Tuesday, June 29

Now That School's Out...

....I'm finding it much more difficult to the the serious blogging stuff--you know the stuff that requires study and thought. If you've had teens, you'll know what I mean when I say that they require a lot more attention than preteens. I hesitate to make that statement, because my 14 year old son is a great kid, trustworthy and hard working and mostly respectful. But he's also a bit restless and undirected and dissatisfied with his life. He's too old to spend his days watching kiddie T.V., too old to just play in the yard with the neighborhood kids, but too young to have a real job, and too young to drive to his friends houses to hang out.

What he's been doing are the heavy duty jobs around the house and yard that the rest of us haven't had time for. But all this requires a lot more from me than I had anticipated. I can't just say, "Go pressure wash the house this morning." He needs to be shown how to do every job, and then supervised closely while he does it. The supervision is not so much because he couldn't be trusted on his own, but because he seems to want me close by. When I leave him to do a job, I have about five or ten minutes before I hear, "Mom, could you come here for a second?" Sometimes it's because he really does need help from me, but mostly its just to show me what he's done. I suppose I could tell him I'm busy, and stop doing such close supervision, but I know that he won't want my attention in a year or so, and I figure I ought to enjoy the neediness while I've got it.

He wants a new bike. He also needs a new bike. His own bike is way too small for him, so he's been borrowing his big sister's bike, but it's not always available, and it's not really the sort he needs for the heavy duty mountain biking that he likes to do. So he's saving up to buy a bike, and that's where the work for me comes in. I'm paying him to do those big chores so he can buy himself a bike.

He's also been spending time bike shopping. All the bikes at the bike shop seem to be either too expensive for his pocket book, or too junky for his tastes, so he's spent several weeks reading the ads in the paper, looking for used bikes for sale. There have been a couple of good bikes for good prices, but they've been the wrong size, the sort of size he can't even buy to grow into, because nobody in this family can realistically plan to grow to 6' 7".

Just when he was losing hope of finding a bike this year, my older son's boss--who is also a serious mountain biker--decided that he wanted to sell his old bike and get a new one. So Daniel's been trying his old one out for a week. It's perfect for him. A really good bike--sturdy, but light, and the right size.

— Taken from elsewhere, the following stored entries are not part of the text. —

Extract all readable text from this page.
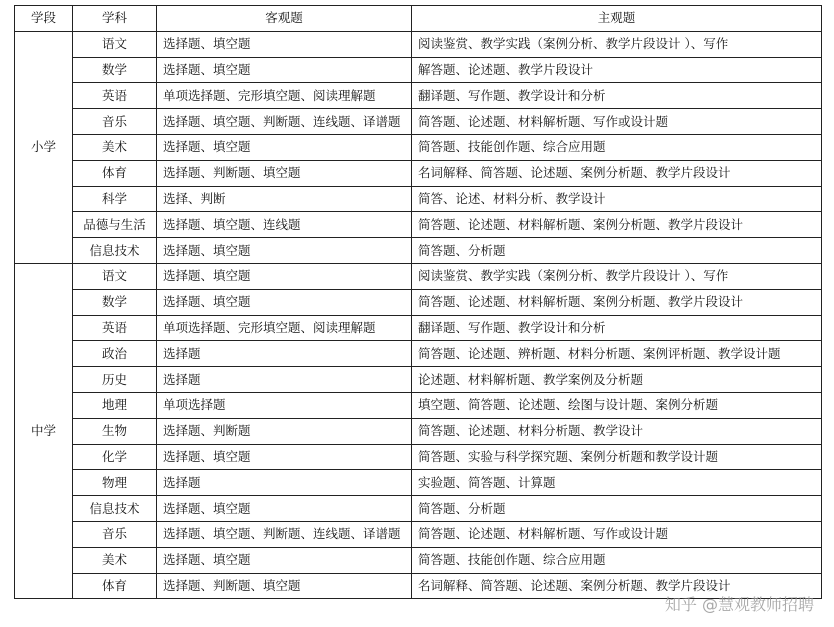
学段	学科	客观题	主观题
小学	语文	选择题、填空题	阅读鉴赏、教学实践（案例分析、教学片段设计 ）、写作
	数学	选择题、填空题	解答题、论述题、教学片段设计
	英语	单项选择题、完形填空题、阅读理解题	翻译题、写作题、教学设计和分析
	音乐	选择题、填空题、判断题、连线题、译谱题	简答题、论述题、材料解析题、写作或设计题
	美术	选择题、填空题	简答题、技能创作题、综合应用题
	体育	选择题、判断题、填空题	名词解释、简答题、论述题、案例分析题、教学片段设计
	科学	选择、判断	简答、论述、材料分析、教学设计
	品德与生活	选择题、填空题、连线题	简答题、论述题、材料解析题、案例分析题、教学片段设计
	信息技术	选择题、填空题	简答题、分析题
中学	语文	选择题、填空题	阅读鉴赏、教学实践（案例分析、教学片段设计 ）、写作
	数学	选择题、填空题	简答题、论述题、材料解析题、案例分析题、教学片段设计
	英语	单项选择题、完形填空题、阅读理解题	翻译题、写作题、教学设计和分析
	政治	选择题	简答题、论述题、辨析题、材料分析题、案例评析题、教学设计题
	历史	选择题	论述题、材料解析题、教学案例及分析题
	地理	单项选择题	填空题、简答题、论述题、绘图与设计题、案例分析题
	生物	选择题、判断题	简答题、论述题、材料分析题、教学设计
	化学	选择题、填空题	简答题、实验与科学探究题、案例分析题和教学设计题
	物理	选择题	实验题、简答题、计算题
	信息技术	选择题、填空题	简答题、分析题
	音乐	选择题、填空题、判断题、连线题、译谱题	简答题、论述题、材料解析题、写作或设计题
	美术	选择题、填空题	简答题、技能创作题、综合应用题
	体育	选择题、判断题、填空题	名词解释、简答题、论述题、案例分析题、教学片段设计
知乎 @慧观教师招聘
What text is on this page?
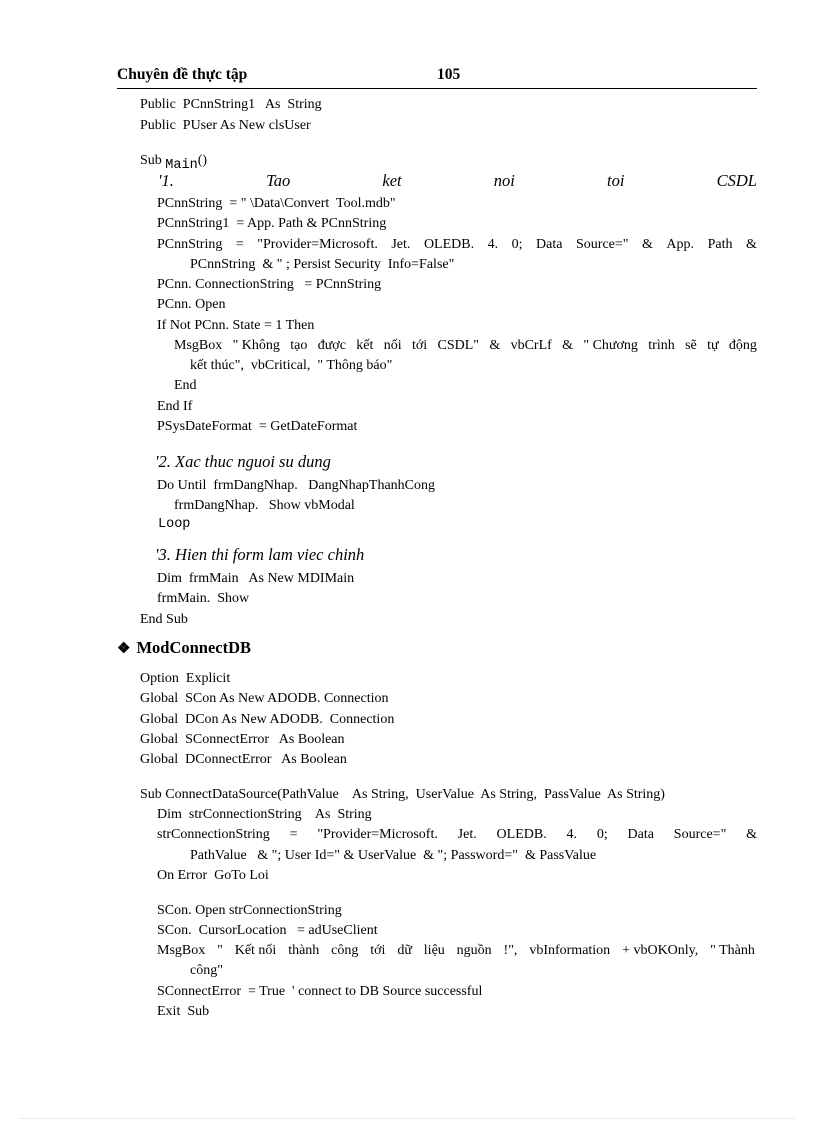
Chuyên đề thực tập	105
Public  PCnnString1   As  String
Public  PUser As New clsUser
Sub Main()
'1.	Tao	ket	noi	toi	CSDL
PCnnString  = " \Data\Convert  Tool.mdb"
PCnnString1  = App. Path & PCnnString
PCnnString = "Provider=Microsoft. Jet. OLEDB. 4. 0; Data Source=" & App. Path &
PCnnString  & " ; Persist Security  Info=False"
PCnn. ConnectionString   = PCnnString
PCnn. Open
If Not PCnn. State = 1 Then
MsgBox " Không tạo được kết nối tới CSDL" & vbCrLf & " Chương trình sẽ tự động
kết thúc",  vbCritical,  " Thông báo"
End
End If
PSysDateFormat  = GetDateFormat
'2. Xac thuc nguoi su dung
Do Until  frmDangNhap.   DangNhapThanhCong
frmDangNhap.   Show vbModal
Loop
'3. Hien thi form lam viec chinh
Dim  frmMain   As New MDIMain
frmMain.  Show
End Sub
❖ ModConnectDB
Option  Explicit
Global  SCon As New ADODB. Connection
Global  DCon As New ADODB.  Connection
Global  SConnectError   As Boolean
Global  DConnectError   As Boolean
Sub ConnectDataSource(PathValue    As String,  UserValue  As String,  PassValue  As String)
Dim  strConnectionString    As  String
strConnectionString = "Provider=Microsoft. Jet. OLEDB. 4. 0; Data Source=" &
PathValue   & "; User Id=" & UserValue  & "; Password="  & PassValue
On Error  GoTo Loi
SCon. Open strConnectionString
SCon.  CursorLocation   = adUseClient
MsgBox " Kết nối thành công tới dữ liệu nguồn !", vbInformation + vbOKOnly, " Thành
công"
SConnectError  = True  ' connect to DB Source successful
Exit  Sub
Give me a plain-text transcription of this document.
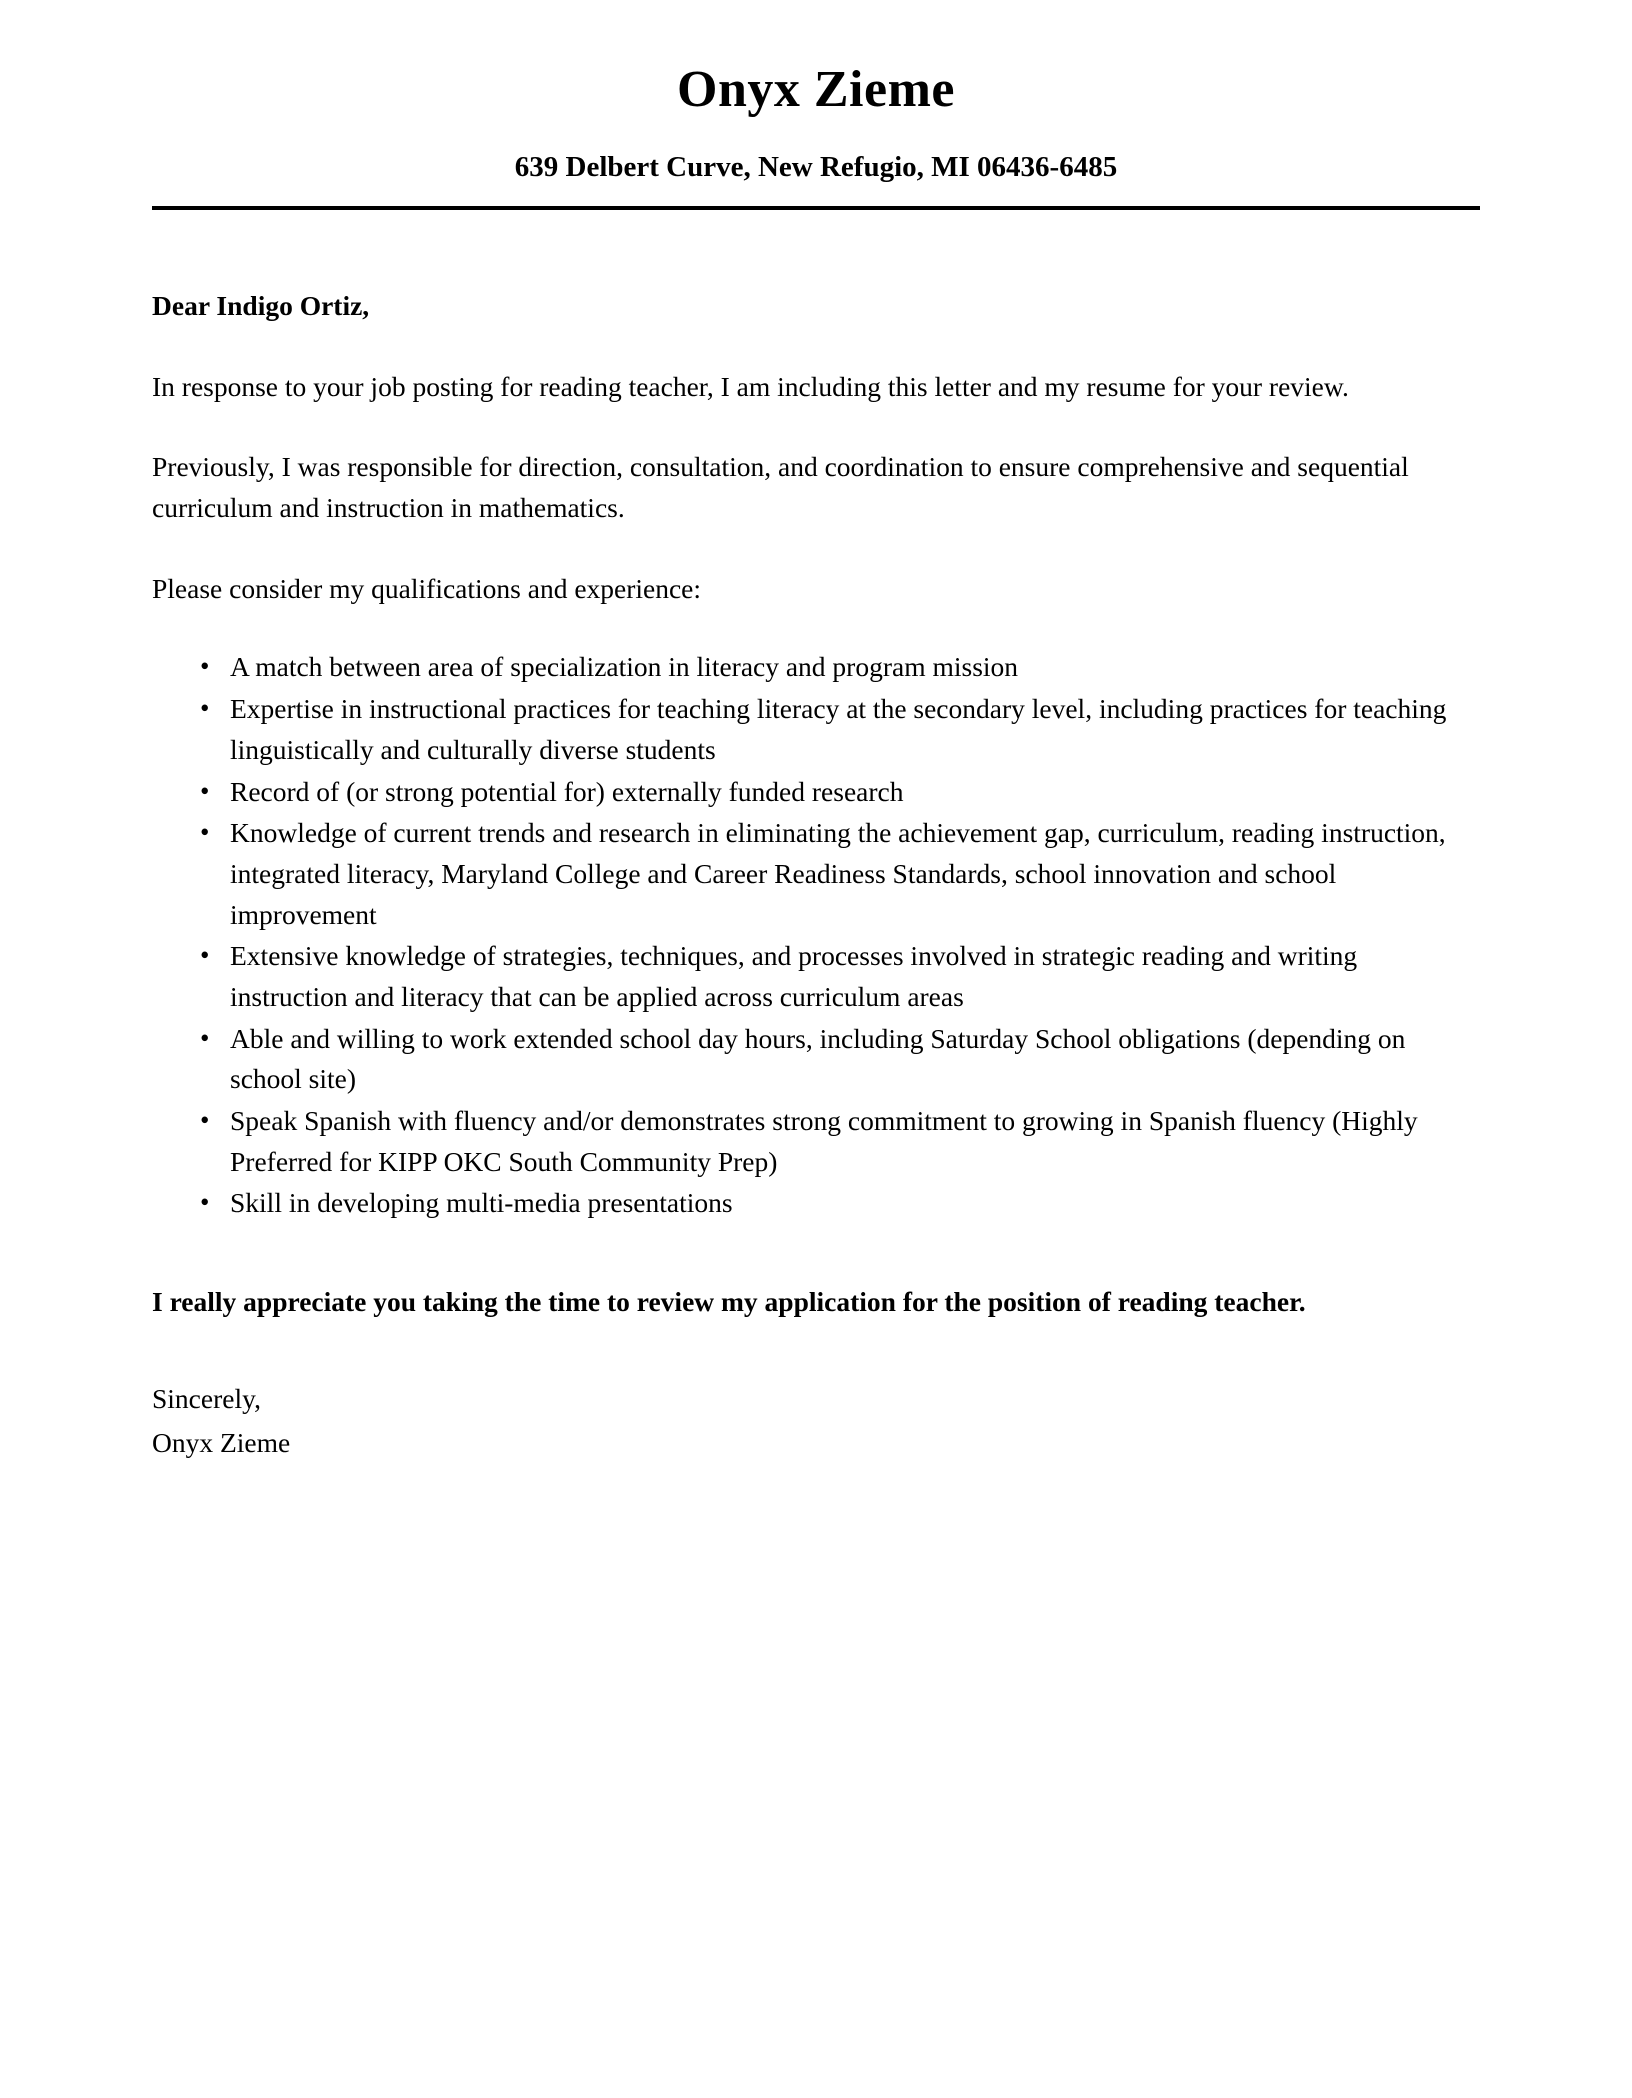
Onyx Zieme
639 Delbert Curve, New Refugio, MI 06436-6485

Dear Indigo Ortiz,

In response to your job posting for reading teacher, I am including this letter and my resume for your review.

Previously, I was responsible for direction, consultation, and coordination to ensure comprehensive and sequential curriculum and instruction in mathematics.

Please consider my qualifications and experience:

• A match between area of specialization in literacy and program mission
• Expertise in instructional practices for teaching literacy at the secondary level, including practices for teaching linguistically and culturally diverse students
• Record of (or strong potential for) externally funded research
• Knowledge of current trends and research in eliminating the achievement gap, curriculum, reading instruction, integrated literacy, Maryland College and Career Readiness Standards, school innovation and school improvement
• Extensive knowledge of strategies, techniques, and processes involved in strategic reading and writing instruction and literacy that can be applied across curriculum areas
• Able and willing to work extended school day hours, including Saturday School obligations (depending on school site)
• Speak Spanish with fluency and/or demonstrates strong commitment to growing in Spanish fluency (Highly Preferred for KIPP OKC South Community Prep)
• Skill in developing multi-media presentations

I really appreciate you taking the time to review my application for the position of reading teacher.

Sincerely,

Onyx Zieme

The price is something we can swing, too. I'll be writing the check out today, and I'll still be owed enough money to get the rest of the big outside jobs completed.

Yesterday, he finally got around to cleaning out his room. He's been mentioning for several weeks that he's sick of all the clutter in his room. What he really means is that he's too old to have his baseball card collection and all his fancy techno lego vehicles displayed. So yesterday afternoon he started de-junking. He was at it for about 10 minutes when the the first call for my help came. I ended up staying there to help him for most of the rest of the afternoon, because he really hadn't a clue how to go about reorganizing a room. It turns out that all he really wants in there is his bed, his dresser, his drummer posters, and his drumset. Now all the little boy stuff is carefully packed up and stored in his closet. I guess he doesn't want to see it, but he doesn't want to part with it either. We left the bookshelf in--mostly because I don't know where else I'd put it--but there's not much on it. The room looks good, but spare.

Today we're making a dump run. We've added the garbage from his room to some other garbage we've had sitting around and filled up the old station wagon. Later, we hope to make a trip to the thrift store to donate a bag of too small clothing.

For a day or two, I think he might be content with his life.